🤖 AI Summary
This study addresses the challenge of predictive modeling when predictions themselves alter user behavior, leading to significant degradation in model generalization—particularly in settings where both the sample and the population are subject to intervention by the prediction. The authors integrate performative prediction into the statistical learning theory framework by modeling dynamic distribution shifts induced by predictions through min-max (self-defeating) and min-min (self-fulfilling) risk functionals in Wasserstein space, and derive corresponding generalization error bounds. Their theoretical analysis reveals a fundamental trade-off between intervening in the world and learning from it, yielding the counterintuitive insight that retraining can improve generalization performance. Empirical validation using German labor market data from 1975 to 2017 confirms the tightness of the proposed bounds and underscores the critical impact of performativity on the generalization of policy allocation tasks.
📝 Abstract
Performative predictions influence the very outcomes they aim to forecast. We study performative predictions that affect a sample (e.g., only existing users of an app) and/or the whole population (e.g., all potential app users). This raises the question of how well models generalize under performativity.
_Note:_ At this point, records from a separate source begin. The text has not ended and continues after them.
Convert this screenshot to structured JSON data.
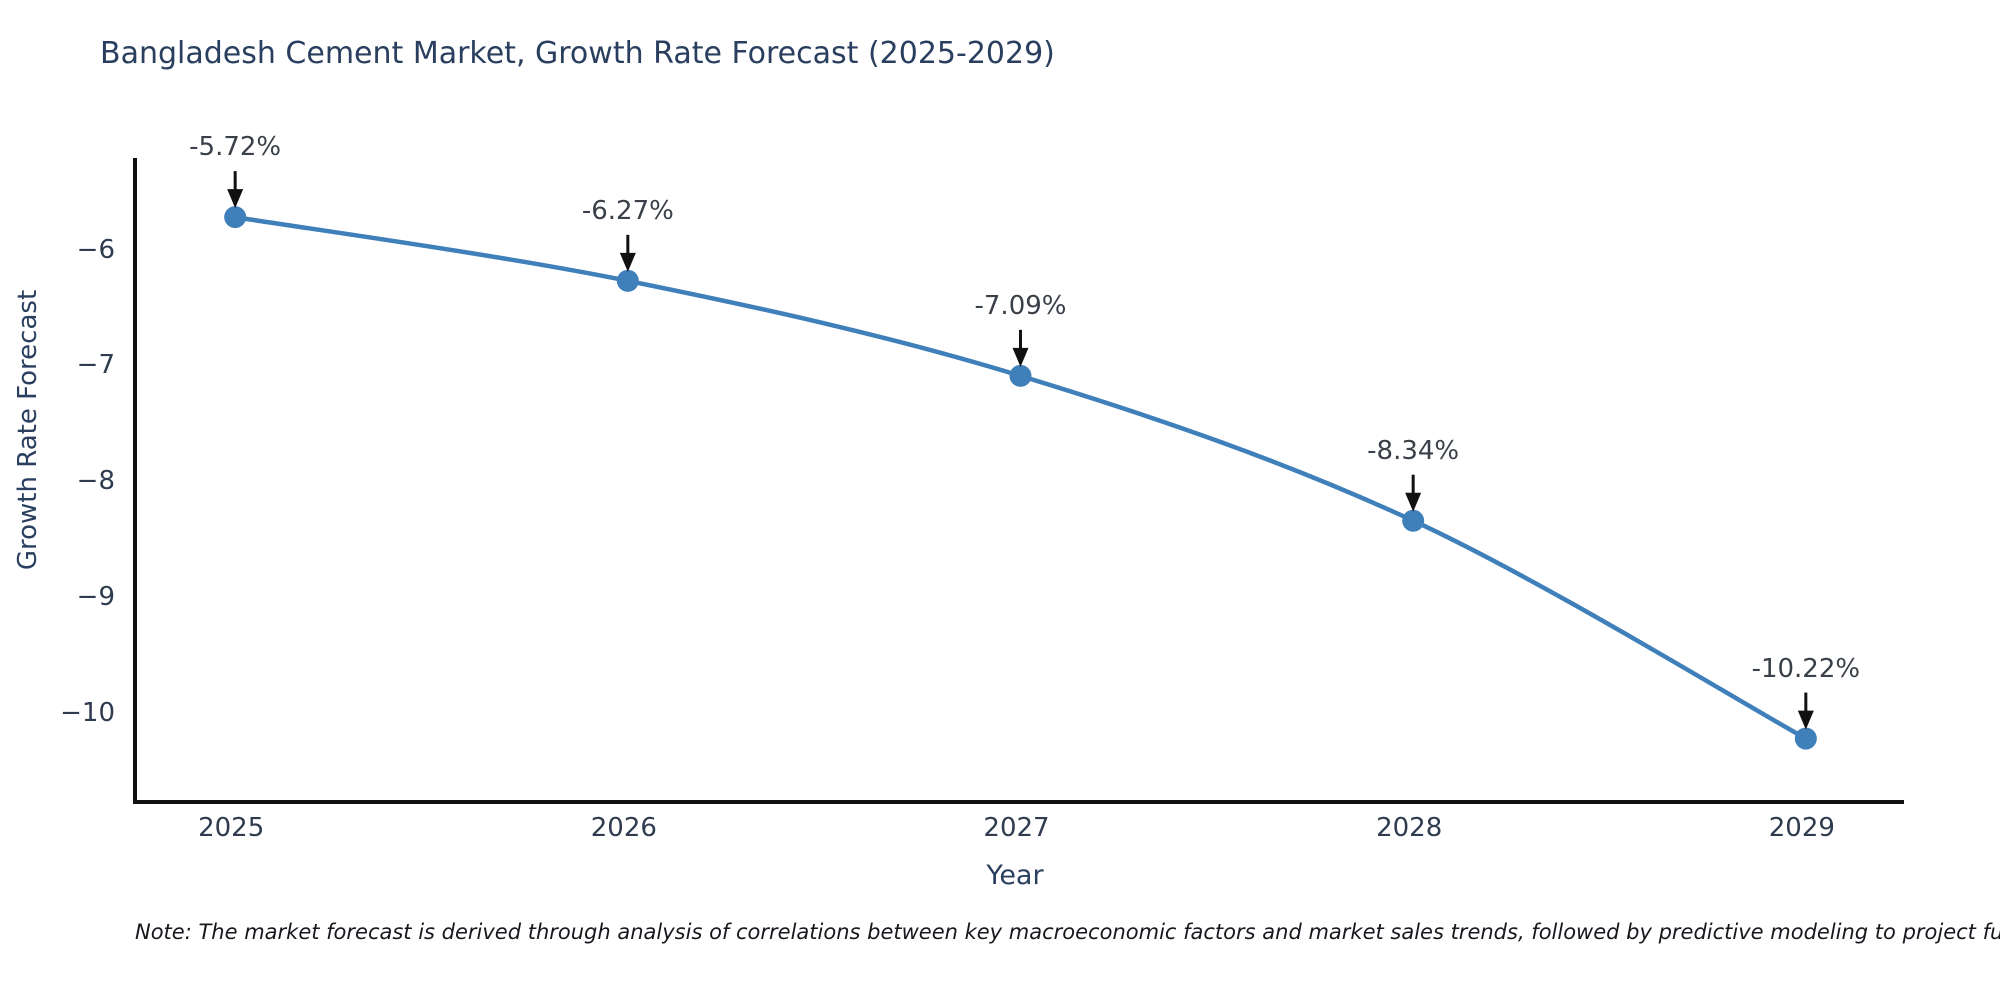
{
  "title": "Bangladesh Cement Market, Growth Rate Forecast (2025-2029)",
  "note": "Note: The market forecast is derived through analysis of correlations between key macroeconomic factors and market sales trends, followed by predictive modeling to project future sales",
  "chart_data": {
    "type": "line",
    "title": "Bangladesh Cement Market, Growth Rate Forecast (2025-2029)",
    "xlabel": "Year",
    "ylabel": "Growth Rate Forecast",
    "x": [
      2025,
      2026,
      2027,
      2028,
      2029
    ],
    "values": [
      -5.72,
      -6.27,
      -7.09,
      -8.34,
      -10.22
    ],
    "point_labels": [
      "-5.72%",
      "-6.27%",
      "-7.09%",
      "-8.34%",
      "-10.22%"
    ],
    "xticks": [
      {
        "value": 2025,
        "label": "2025"
      },
      {
        "value": 2026,
        "label": "2026"
      },
      {
        "value": 2027,
        "label": "2027"
      },
      {
        "value": 2028,
        "label": "2028"
      },
      {
        "value": 2029,
        "label": "2029"
      }
    ],
    "yticks": [
      {
        "value": -6,
        "label": "−6"
      },
      {
        "value": -7,
        "label": "−7"
      },
      {
        "value": -8,
        "label": "−8"
      },
      {
        "value": -9,
        "label": "−9"
      },
      {
        "value": -10,
        "label": "−10"
      }
    ],
    "xlim": [
      2024.75,
      2029.25
    ],
    "ylim": [
      -10.75,
      -5.21
    ],
    "grid": false,
    "legend_position": "none",
    "line_color": "#3f7fba",
    "marker_color": "#3f7fba",
    "arrow_color": "#111111",
    "annotation_text_color": "#3a4049",
    "axis_line_color": "#111111",
    "background_color": "#ffffff"
  }
}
For example, how well can we draw insights about new app users based on existing users when both of them react to the app's predictions? We address this question by embedding performative predictions into statistical learning theory. We prove generalization bounds under performative effects on the sample, on the population, and on both. A key intuition behind our proofs is that in the worst case, the population negates predictions, while the sample deceptively fulfills them. We cast such self-negating and self-fulfilling predictions as min-max and min-min risk functionals in Wasserstein space, respectively. Our analysis reveals a fundamental trade-off between performatively changing the world and learning from it: the more a model affects data, the less it can learn from it. Moreover, our analysis results in a surprising insight on how to improve generalization guarantees by retraining on performatively distorted samples. We illustrate our bounds in a case study on prediction-informed assignments of unemployed German residents to job trainings, drawing upon administrative labor market records from 1975 to 2017 in Germany.